Sir: Your despatch of December 11, No. 384, is the latest which has been received here, and an acknowledgment of it has been delayed by reason of my short absence from this city.

Your proceedings in the case of the Rappahannock are approved.

I have communicated to the Secretary of the Navy the information you gave me concerning the Florida and the Georgia. Mr. Mercier has returned to France for the winter. I have reason to believe that he has left us with kind and liberal sentiments towards the United States. Certainly he bears with him the respect and good wishes of this government. The beginning of our unhappy civil war found him in close and intimate relations with the leaders of the insurrection. This could not well be a cause of surprise or of reasonable complaint on the part of this government, for those leaders were, until a very late hour in Mr. Buchanan’s term, directors of the administration of this government itself. We had no right to expect greater loyalty from a foreign minister than was exhibited by the cabinet of Mr. Buchanan. It is believed that Mr. Mercier has been slower than most of the representatives of foreign states residing here in accepting the conclusion that the Union would be saved from the appalling dangers with which he has seen it combating. Nevertheless his bearing and his interviews with the government are believed to have been frank and honorable. He is therefore commended to your kind and respectful consideration.

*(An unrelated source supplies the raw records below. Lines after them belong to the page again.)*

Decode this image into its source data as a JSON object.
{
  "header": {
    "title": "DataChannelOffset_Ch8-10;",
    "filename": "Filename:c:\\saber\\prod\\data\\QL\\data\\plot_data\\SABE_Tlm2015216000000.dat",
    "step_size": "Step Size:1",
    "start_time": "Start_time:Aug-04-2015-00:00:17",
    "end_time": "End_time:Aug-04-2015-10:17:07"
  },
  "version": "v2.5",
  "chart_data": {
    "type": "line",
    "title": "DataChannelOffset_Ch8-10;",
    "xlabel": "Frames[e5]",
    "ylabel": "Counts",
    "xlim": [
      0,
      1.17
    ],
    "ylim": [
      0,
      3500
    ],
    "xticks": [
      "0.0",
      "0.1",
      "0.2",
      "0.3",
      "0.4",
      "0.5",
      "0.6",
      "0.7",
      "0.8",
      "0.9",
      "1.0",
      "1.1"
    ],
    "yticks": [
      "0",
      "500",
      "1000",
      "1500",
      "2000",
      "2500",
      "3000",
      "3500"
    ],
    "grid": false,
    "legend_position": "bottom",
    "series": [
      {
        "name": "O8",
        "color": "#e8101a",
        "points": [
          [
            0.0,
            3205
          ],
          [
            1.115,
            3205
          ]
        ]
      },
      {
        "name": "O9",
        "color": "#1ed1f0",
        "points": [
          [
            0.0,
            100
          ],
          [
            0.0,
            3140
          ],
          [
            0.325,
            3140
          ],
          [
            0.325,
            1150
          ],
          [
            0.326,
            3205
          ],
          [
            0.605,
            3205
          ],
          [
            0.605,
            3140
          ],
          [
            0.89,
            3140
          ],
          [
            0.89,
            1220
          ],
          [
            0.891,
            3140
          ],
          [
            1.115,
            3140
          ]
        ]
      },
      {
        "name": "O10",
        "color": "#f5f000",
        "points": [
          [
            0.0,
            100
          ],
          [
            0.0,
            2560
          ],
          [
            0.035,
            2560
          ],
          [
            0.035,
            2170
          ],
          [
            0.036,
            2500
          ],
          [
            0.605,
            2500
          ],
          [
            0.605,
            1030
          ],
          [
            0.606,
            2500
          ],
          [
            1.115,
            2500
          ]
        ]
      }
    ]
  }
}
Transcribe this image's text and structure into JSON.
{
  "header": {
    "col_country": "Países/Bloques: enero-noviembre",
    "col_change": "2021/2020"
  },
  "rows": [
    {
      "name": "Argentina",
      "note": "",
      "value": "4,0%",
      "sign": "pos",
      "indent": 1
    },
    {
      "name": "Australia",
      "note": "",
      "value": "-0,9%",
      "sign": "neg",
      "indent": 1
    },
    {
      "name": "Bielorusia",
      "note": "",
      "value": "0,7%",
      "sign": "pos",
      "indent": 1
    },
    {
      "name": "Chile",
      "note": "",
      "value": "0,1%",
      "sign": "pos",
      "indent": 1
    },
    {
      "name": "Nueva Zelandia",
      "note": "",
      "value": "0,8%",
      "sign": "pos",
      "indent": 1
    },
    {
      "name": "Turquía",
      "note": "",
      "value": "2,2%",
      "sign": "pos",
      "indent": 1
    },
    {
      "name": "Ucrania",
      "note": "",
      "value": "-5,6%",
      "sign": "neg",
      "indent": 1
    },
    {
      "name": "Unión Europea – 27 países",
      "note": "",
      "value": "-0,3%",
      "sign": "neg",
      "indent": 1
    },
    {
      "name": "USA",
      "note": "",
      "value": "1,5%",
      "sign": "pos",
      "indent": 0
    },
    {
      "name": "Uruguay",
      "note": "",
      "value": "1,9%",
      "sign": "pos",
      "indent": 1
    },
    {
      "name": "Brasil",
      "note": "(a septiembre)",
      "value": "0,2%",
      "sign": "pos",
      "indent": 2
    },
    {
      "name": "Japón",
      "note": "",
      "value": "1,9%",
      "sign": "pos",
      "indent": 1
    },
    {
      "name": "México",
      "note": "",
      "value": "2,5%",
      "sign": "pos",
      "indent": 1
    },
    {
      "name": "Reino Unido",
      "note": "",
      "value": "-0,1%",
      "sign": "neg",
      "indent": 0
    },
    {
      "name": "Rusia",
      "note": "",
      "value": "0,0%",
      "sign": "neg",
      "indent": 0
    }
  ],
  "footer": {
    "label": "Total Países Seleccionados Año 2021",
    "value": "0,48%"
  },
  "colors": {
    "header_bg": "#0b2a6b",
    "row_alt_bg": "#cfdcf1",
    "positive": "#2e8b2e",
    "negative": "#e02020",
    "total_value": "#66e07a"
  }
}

He will inform you that just when the President had acceded to the wishes of the French government for a permission to export the tobacco which it has stored at Richmond, upon the express ground that it had been bought and paid for before the blockade was laid upon the southern ports, it was discovered that [Page 16] the French government had been in error as to the fact of the alleged early purchase and payment so far as five or six thousand hogsheads of the tobacco were concerned. On this mistake being brought to the knowledge of the President, he at once consented to authorize the exportation of the 1,500 hogsheads, which it was still understood had been bought and paid for before the blockade, and said that he would review the subject as to the 6,500 hogsheads which it would appear had not been thus early purchased and paid for. When this decision was made known by Mr. Mercier to Mr. Paul, the French agent in Richmond, that gentleman then for the first time discovered, or at least made known the fact, that even the 1,500 hogsheads referred to were not paid for until after the blockade was established. This statement became known to Mr. Mercier just when he was on the eve of departing, and when I was at New York, and not at this capital, so that it could not be made a subject of correspondence between us. I therefore recommended to him, under the circumstances, to submit the altered state of the case to M.Drouyn de l’Huys. This government is satisfied that the imperial government is disposed to practice not only strict neutrality in our civil war, but also to extend to this government all the comity that shall be consistent with that relation.

The President is therefore by no means inclined to insist rigorously on the condition of its concession concerning the tobacco in question. At the same time it is to be remembered that a waiver by Great Britain of a right to object to the relaxation of the blockade, so as to permit the exportation of this tobacco, was deemed necessary before those concessions were made, and that Great Britain made the waiver upon the direct application of the French government, and upon the express ground that the tobacco involved had been actually bought and paid for before the blockade was established. You will bring this important fact to the recollection of Mr. Drouyn de l’Huys, who may, if he shall deem it expedient, apply to her Majesty’s government for a renewal of its original assent upon the now corrected state of facts. If the difficulty which I have thus stated shall be removed, the President will reconsider the case in the same spirit of liberality and comity towards France which has governed the previous proceedings of this government.

I am, sir, your obedient servant,

WILLIAM H. SEWARD.

William L. Dayton Esq., &c., &c., &c.